Since the 1960s, exploration in western Canada has identified numerous prospects, and many have been put into production. Research by the mining industry, the federal government, and provincial geological surveys, as well as Geoscience BC, also has greatly increased knowledge of the variability of porphyry-type deposits in British Columbia. But, there has been little effort to combine new knowledge from disparate studies and to construct a model that can be more rigorously applied to exploration under cover and to possible future deep mining of porphyry systems. Several fundamental questions need to be addressed to improve that model. How do we map the subtle distal alteration zonation in areas of little outcrop? What is the nature of the vertically extensive alteration zonation in porphyry systems? What is the effect of the different types of alteration (magmatic, meteoric) on the physical rock properties and the geophysical signature of different alteration zones? What are the likely resistate minerals crystallized within the magmatic-hydrothermal plume that could be detected in transported/weathered materials at surface? To answer these questions, the Footprint Project aims to fully characterize a significant porphyry system, including variations in the mineralogy and geochemistry of the alteration from proximal to peripheral settings, the geophysical signatures of the rocks, and how the mineralogical and chemical changes are manifest in the surficial environment after glacial dispersion and soil development.
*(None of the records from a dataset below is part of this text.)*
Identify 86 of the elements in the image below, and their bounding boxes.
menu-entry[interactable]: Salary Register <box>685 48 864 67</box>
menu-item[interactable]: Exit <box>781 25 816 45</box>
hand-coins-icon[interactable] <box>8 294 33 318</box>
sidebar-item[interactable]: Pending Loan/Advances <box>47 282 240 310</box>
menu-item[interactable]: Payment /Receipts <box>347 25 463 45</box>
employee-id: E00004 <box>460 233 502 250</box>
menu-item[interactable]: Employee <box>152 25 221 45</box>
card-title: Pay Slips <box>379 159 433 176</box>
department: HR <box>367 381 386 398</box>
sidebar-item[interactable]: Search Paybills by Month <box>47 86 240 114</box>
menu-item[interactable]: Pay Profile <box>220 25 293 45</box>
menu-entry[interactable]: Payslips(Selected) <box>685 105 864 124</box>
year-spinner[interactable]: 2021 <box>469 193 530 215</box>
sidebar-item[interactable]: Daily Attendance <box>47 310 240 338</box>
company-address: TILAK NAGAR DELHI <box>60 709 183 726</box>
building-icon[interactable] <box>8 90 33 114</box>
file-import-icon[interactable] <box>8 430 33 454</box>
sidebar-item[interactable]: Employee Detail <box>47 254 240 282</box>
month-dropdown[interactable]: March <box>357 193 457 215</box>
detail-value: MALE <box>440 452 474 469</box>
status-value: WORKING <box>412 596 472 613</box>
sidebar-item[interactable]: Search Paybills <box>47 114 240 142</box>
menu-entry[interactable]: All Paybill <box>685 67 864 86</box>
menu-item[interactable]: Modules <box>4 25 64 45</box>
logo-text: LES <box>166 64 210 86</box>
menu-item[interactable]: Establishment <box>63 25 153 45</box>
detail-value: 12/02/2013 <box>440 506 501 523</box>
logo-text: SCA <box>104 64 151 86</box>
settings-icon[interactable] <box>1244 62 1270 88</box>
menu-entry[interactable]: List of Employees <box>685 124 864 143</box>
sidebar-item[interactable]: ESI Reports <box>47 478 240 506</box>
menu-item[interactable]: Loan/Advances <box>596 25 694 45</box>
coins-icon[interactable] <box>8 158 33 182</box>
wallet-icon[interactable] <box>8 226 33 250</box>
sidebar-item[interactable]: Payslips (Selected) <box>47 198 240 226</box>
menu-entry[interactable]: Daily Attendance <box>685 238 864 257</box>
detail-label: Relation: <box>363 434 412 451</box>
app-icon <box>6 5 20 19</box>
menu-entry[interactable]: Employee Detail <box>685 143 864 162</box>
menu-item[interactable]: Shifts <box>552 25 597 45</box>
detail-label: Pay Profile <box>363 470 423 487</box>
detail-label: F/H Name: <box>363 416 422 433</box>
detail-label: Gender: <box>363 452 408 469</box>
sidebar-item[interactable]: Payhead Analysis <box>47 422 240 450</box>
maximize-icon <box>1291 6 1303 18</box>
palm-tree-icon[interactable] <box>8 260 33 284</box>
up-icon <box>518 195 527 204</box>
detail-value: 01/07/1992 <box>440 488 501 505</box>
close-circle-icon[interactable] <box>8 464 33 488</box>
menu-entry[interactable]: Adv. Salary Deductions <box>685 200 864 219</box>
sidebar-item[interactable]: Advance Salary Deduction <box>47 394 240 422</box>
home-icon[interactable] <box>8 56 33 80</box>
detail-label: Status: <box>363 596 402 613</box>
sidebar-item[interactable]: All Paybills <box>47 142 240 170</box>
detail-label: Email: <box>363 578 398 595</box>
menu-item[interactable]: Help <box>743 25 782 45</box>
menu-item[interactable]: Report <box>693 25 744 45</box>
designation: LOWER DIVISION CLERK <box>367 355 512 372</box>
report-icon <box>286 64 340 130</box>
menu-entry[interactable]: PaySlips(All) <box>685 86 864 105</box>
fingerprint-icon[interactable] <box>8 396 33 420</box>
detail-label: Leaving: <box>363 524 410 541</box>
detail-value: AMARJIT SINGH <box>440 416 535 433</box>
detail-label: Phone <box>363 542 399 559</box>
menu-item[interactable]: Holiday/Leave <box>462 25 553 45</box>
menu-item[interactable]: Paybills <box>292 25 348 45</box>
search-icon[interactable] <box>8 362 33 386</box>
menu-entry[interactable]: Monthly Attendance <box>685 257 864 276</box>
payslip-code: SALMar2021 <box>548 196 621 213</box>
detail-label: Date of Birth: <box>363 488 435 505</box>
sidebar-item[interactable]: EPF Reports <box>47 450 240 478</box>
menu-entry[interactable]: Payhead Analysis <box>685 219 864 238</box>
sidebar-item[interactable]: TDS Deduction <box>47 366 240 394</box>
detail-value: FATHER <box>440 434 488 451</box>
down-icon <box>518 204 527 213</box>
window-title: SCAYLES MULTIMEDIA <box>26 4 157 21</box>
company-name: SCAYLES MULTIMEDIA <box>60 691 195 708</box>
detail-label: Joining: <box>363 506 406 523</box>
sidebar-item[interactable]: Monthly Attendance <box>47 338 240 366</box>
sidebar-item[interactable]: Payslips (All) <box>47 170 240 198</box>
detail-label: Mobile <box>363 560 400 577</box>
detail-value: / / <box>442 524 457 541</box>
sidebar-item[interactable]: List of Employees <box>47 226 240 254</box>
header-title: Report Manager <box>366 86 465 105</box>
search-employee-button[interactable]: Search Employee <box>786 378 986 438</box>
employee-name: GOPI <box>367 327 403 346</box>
Establishing a large number of high quality data layers for a single system, including new geological, geochemical, geophysical, petrophysical and other data, will provide a foundation for a fully integrated model of the footprint.

The research network will focus on i) identifying the presence of an alteration halo outside the economic mineralized zones, ii) defining the extent of the distal alteration and geochemical, mineralogical and petrophysical zoning that can vector towards the ore zones, iii) relating the bedrock features to anomalous features in the overlying surficial environment; iv) investigating the relationship between alteration and the geophysical signatures. The consistent collection of rock property data at each sample site will be essential for generating first-order constraints on the interpretation of the geophysics.